Working in a Yamasaki

Last summer, my wife and I enjoyed a walking tour of Wayne State University in midtown Detroit. Among its most striking features were the architectural designs of world-renowned architect Minoru Yamasaki, including the McGregor Memorial Conference Center and the College of Education building.

Yamasaki was a first-generation Japanese-American born and raised in Seattle. He moved to New York City and earned his Masters at NYU before joining a prominent Detroit architectural firm in 1945. He went on to international fame as a leading proponent of “New Formalism” designing such masterpieces as the Torre Picasso Building in Madrid and the ill-fated Twin Towers of the World Trade Center in New York City.

This March, Crain’s Detroit Business featured Yamasaki and one of his local projects as a cover story. I was delighted (and a bit embarrassed) to learn for the first time that Yamasaki had designed the Brookfield Office Park in Farmington Hills, Michigan, home of, among others, the law firm of Wright Beamer.

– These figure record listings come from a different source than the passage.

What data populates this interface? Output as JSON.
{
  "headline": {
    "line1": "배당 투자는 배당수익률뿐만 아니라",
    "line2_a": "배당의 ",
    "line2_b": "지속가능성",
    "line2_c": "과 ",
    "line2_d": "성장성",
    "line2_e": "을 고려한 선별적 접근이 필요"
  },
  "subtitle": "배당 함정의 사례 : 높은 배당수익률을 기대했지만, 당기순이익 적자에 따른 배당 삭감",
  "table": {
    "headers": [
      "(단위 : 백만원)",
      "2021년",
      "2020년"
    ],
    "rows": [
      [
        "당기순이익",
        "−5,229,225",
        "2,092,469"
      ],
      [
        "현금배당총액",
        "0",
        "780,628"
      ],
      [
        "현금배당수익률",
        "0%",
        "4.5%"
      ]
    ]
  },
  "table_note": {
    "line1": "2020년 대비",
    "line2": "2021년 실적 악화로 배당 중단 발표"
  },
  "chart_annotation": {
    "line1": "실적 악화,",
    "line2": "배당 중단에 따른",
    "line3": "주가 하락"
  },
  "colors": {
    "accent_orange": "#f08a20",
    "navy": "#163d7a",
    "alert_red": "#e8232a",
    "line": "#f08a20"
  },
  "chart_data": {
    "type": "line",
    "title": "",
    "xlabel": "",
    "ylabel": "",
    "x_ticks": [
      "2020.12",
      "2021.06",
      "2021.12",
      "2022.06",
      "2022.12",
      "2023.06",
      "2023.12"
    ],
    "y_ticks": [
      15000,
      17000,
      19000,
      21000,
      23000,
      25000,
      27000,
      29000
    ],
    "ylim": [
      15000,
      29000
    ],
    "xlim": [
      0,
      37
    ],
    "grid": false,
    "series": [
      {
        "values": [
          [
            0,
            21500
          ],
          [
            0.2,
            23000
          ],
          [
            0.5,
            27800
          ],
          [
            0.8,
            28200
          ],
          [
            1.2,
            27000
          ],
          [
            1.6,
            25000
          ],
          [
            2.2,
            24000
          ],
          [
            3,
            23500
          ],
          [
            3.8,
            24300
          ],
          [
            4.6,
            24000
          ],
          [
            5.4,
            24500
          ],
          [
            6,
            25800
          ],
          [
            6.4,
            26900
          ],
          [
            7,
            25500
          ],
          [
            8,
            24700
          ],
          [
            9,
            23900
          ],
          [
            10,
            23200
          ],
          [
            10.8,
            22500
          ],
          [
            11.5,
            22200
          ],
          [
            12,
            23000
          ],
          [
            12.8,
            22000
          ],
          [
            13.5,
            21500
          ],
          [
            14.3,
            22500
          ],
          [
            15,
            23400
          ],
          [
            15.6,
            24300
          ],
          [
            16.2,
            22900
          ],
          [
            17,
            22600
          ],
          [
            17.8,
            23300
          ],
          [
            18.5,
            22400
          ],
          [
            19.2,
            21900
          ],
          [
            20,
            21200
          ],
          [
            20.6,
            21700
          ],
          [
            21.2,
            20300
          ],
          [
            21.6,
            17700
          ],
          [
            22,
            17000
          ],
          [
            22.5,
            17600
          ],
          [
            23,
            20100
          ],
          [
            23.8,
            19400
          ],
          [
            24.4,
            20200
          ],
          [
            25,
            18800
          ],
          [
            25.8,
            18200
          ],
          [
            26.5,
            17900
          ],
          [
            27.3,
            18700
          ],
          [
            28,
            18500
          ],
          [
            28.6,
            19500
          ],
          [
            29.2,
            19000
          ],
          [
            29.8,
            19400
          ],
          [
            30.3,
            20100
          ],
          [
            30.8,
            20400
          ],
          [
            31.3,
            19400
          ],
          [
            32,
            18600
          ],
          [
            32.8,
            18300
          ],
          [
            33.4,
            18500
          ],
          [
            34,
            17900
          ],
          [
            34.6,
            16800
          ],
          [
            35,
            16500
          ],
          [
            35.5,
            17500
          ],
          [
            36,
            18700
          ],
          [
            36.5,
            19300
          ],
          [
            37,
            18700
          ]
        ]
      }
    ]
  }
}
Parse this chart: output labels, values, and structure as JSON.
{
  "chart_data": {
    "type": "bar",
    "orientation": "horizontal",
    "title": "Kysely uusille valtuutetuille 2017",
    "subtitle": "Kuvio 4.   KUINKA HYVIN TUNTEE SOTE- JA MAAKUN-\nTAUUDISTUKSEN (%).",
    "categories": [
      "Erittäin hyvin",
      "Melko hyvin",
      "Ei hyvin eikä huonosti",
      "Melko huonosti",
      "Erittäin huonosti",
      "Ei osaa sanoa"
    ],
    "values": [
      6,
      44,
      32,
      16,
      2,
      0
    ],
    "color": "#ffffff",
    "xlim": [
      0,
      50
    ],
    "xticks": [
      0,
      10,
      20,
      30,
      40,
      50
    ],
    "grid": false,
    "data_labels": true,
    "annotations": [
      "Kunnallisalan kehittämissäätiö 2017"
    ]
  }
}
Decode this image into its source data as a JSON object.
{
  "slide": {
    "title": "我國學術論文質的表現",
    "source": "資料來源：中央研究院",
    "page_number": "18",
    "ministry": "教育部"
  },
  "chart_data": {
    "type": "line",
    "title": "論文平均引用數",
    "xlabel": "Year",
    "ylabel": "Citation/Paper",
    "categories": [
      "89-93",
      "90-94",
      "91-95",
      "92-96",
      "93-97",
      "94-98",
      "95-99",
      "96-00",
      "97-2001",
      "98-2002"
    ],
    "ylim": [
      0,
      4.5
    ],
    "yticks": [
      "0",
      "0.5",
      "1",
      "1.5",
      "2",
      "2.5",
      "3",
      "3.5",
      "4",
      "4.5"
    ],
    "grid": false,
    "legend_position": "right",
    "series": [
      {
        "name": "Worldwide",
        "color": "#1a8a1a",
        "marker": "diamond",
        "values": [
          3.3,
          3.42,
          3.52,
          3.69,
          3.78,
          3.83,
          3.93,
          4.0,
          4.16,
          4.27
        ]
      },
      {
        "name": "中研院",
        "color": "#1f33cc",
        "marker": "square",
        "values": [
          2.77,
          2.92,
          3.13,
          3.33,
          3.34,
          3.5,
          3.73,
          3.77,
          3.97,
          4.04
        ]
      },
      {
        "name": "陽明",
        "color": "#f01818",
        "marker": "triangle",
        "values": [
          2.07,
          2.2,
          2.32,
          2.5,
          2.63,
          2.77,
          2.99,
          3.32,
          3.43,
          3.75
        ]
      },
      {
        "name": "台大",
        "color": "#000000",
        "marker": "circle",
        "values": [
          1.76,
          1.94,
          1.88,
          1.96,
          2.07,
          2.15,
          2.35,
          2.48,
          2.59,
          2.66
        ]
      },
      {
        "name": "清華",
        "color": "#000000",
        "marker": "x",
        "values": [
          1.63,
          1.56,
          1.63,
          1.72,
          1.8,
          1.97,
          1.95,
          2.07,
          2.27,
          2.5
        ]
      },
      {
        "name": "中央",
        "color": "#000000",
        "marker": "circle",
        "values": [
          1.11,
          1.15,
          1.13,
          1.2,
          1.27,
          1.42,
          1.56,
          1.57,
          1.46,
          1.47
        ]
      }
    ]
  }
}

Looking at our building now, Yamasaki’s influence is obvious, but this fact escaped me until I read the article in Crain’s.

As I write, crews are working to expand Wright Beamer’s suite of offices in order to accommodate our growing practice. It gives me great satisfaction knowing that we have staked a claim in a local masterpiece. If you are in the neighborhood, by all means stop by and visit!